Under the fiduciary dollar standard in which the world has lived, deficits in the United States’ balance of payments have been the rule rather than the exception. During the past three and a half decades, the world has been affected by an ever more intense cycle of growth and contraction in the US current account deficit, which is linked to strong fluctuations in the real exchange rate of the main reserve currency, as we can observe in Figure 6. That implies that the dollar has lacked the main feature that a currency that is at the centerntre of the system should have: a stable value. Moreover, corrections to the US current account have also taken place in a context of world economic downturn, as the recent crisis confirmed yet again.
The interaction between the three problems mentioned is particularly clear in the behavior of the US deficit since the end of the 1990s. As Figure 6 indicates, at the end of that decade the greatest deterioration in the US current account in history began. Although it had its equivalent in the deterioration of the domestic deficits of the United States, particularly among households, it should be recognized that the huge size of the current account imbalances are also a result of factors external to the US economy, particularly, as we have seen, the recession or slow growth experienced by large part of the developing world during the succession of crises that started in 1997. The United States deficit served, therefore, to mitigate the anti-Keynesian bias generated by the massive crises experienced by the developing countries.
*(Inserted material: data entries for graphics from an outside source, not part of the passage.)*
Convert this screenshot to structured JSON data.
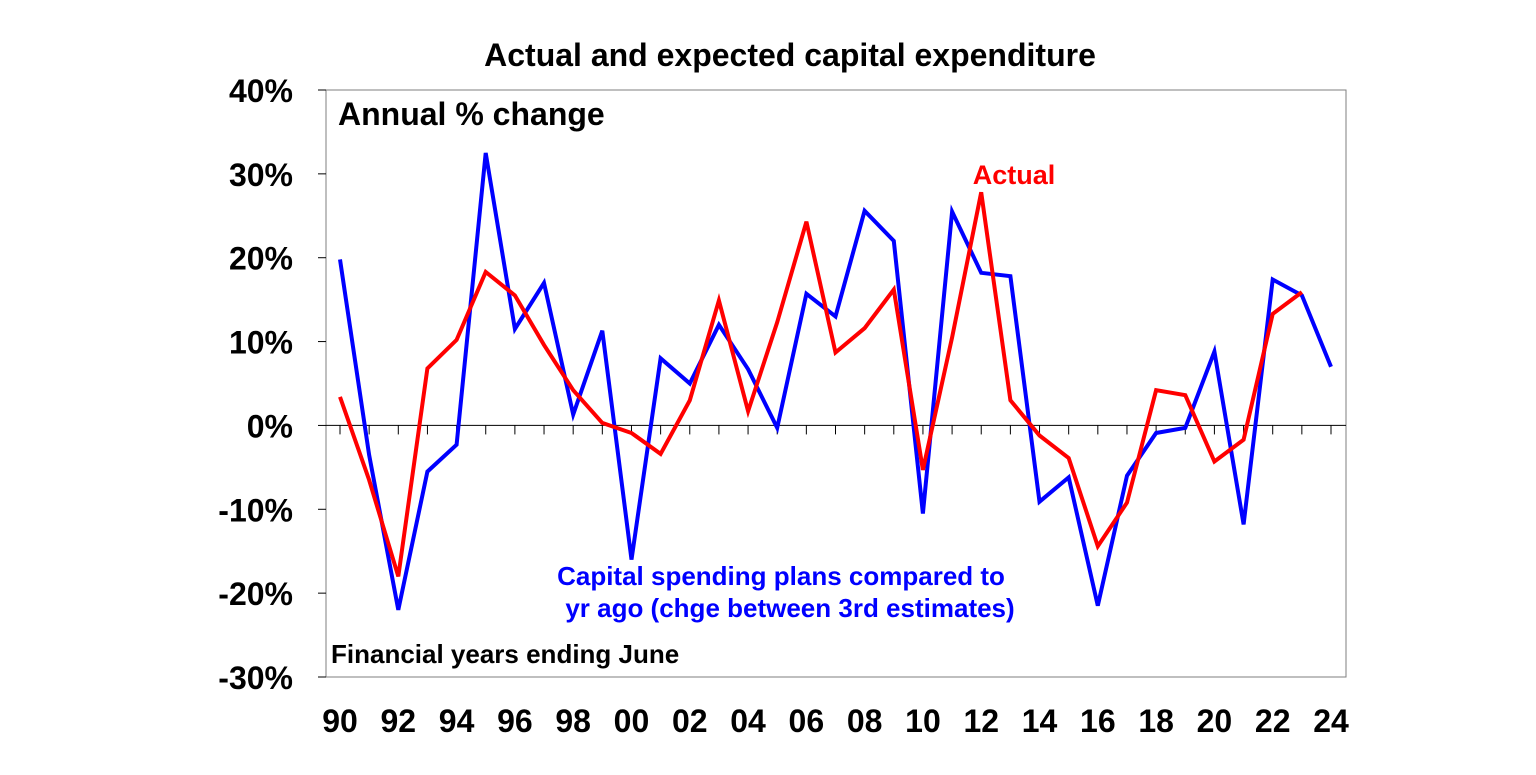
{
  "chart_data": {
    "type": "line",
    "title": "Actual and expected capital expenditure",
    "annotations": {
      "unit_label": "Annual % change",
      "x_note": "Financial years ending June",
      "actual_label": "Actual",
      "plans_label_line1": "Capital spending plans compared to",
      "plans_label_line2": "yr ago (chge between 3rd estimates)"
    },
    "ylim": [
      -30,
      40
    ],
    "yticks": [
      40,
      30,
      20,
      10,
      0,
      -10,
      -20,
      -30
    ],
    "ytick_labels": [
      "40%",
      "30%",
      "20%",
      "10%",
      "0%",
      "-10%",
      "-20%",
      "-30%"
    ],
    "xlim": [
      1990,
      2024
    ],
    "xticks": [
      1990,
      1992,
      1994,
      1996,
      1998,
      2000,
      2002,
      2004,
      2006,
      2008,
      2010,
      2012,
      2014,
      2016,
      2018,
      2020,
      2022,
      2024
    ],
    "xtick_labels": [
      "90",
      "92",
      "94",
      "96",
      "98",
      "00",
      "02",
      "04",
      "06",
      "08",
      "10",
      "12",
      "14",
      "16",
      "18",
      "20",
      "22",
      "24"
    ],
    "grid": false,
    "series": [
      {
        "name": "Capital spending plans compared to yr ago (chge between 3rd estimates)",
        "color": "#0000ff",
        "x": [
          1990,
          1991,
          1992,
          1993,
          1994,
          1995,
          1996,
          1997,
          1998,
          1999,
          2000,
          2001,
          2002,
          2003,
          2004,
          2005,
          2006,
          2007,
          2008,
          2009,
          2010,
          2011,
          2012,
          2013,
          2014,
          2015,
          2016,
          2017,
          2018,
          2019,
          2020,
          2021,
          2022,
          2023,
          2024
        ],
        "values": [
          19.8,
          -3.5,
          -22,
          -5.5,
          -2.3,
          32.5,
          11.5,
          17,
          1.3,
          11.3,
          -16,
          8,
          5,
          12,
          6.7,
          -0.3,
          15.7,
          13,
          25.6,
          22,
          -10.5,
          25.5,
          18.2,
          17.8,
          -9.1,
          -6.2,
          -21.5,
          -6,
          -0.9,
          -0.3,
          8.8,
          -11.8,
          17.4,
          15.5,
          7
        ]
      },
      {
        "name": "Actual",
        "color": "#ff0000",
        "x": [
          1990,
          1991,
          1992,
          1993,
          1994,
          1995,
          1996,
          1997,
          1998,
          1999,
          2000,
          2001,
          2002,
          2003,
          2004,
          2005,
          2006,
          2007,
          2008,
          2009,
          2010,
          2011,
          2012,
          2013,
          2014,
          2015,
          2016,
          2017,
          2018,
          2019,
          2020,
          2021,
          2022,
          2023
        ],
        "values": [
          3.4,
          -6.5,
          -18,
          6.8,
          10.2,
          18.3,
          15.5,
          9.6,
          4.2,
          0.3,
          -0.9,
          -3.4,
          3,
          14.9,
          1.7,
          12.3,
          24.3,
          8.7,
          11.6,
          16.2,
          -5.3,
          10.5,
          27.8,
          3,
          -1.2,
          -3.9,
          -14.4,
          -9.2,
          4.2,
          3.6,
          -4.3,
          -1.7,
          13.3,
          15.9
        ]
      }
    ]
  }
}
On the other hand, although the strong US and global slowdown of 2001 allowed the US deficit to decline, the effect was moderate relative to similar past down turns, and the upward trend in the deficit began again the following year. Although that increase is linked again to internal problems in the US economy, it is also related, as we have seen, to developing countries’ strong demand for self-insurance, as well as surpluses of commodity exporting countries. This is why the strong but orderly accumulated depreciation of the dollar since 2003 was not accompanied, as was the case in the second half of the 1980s, by a significant correction in the United States’ current account deficits, which only firmly started in 2008 as a product of the deep US recession –and a world crisis.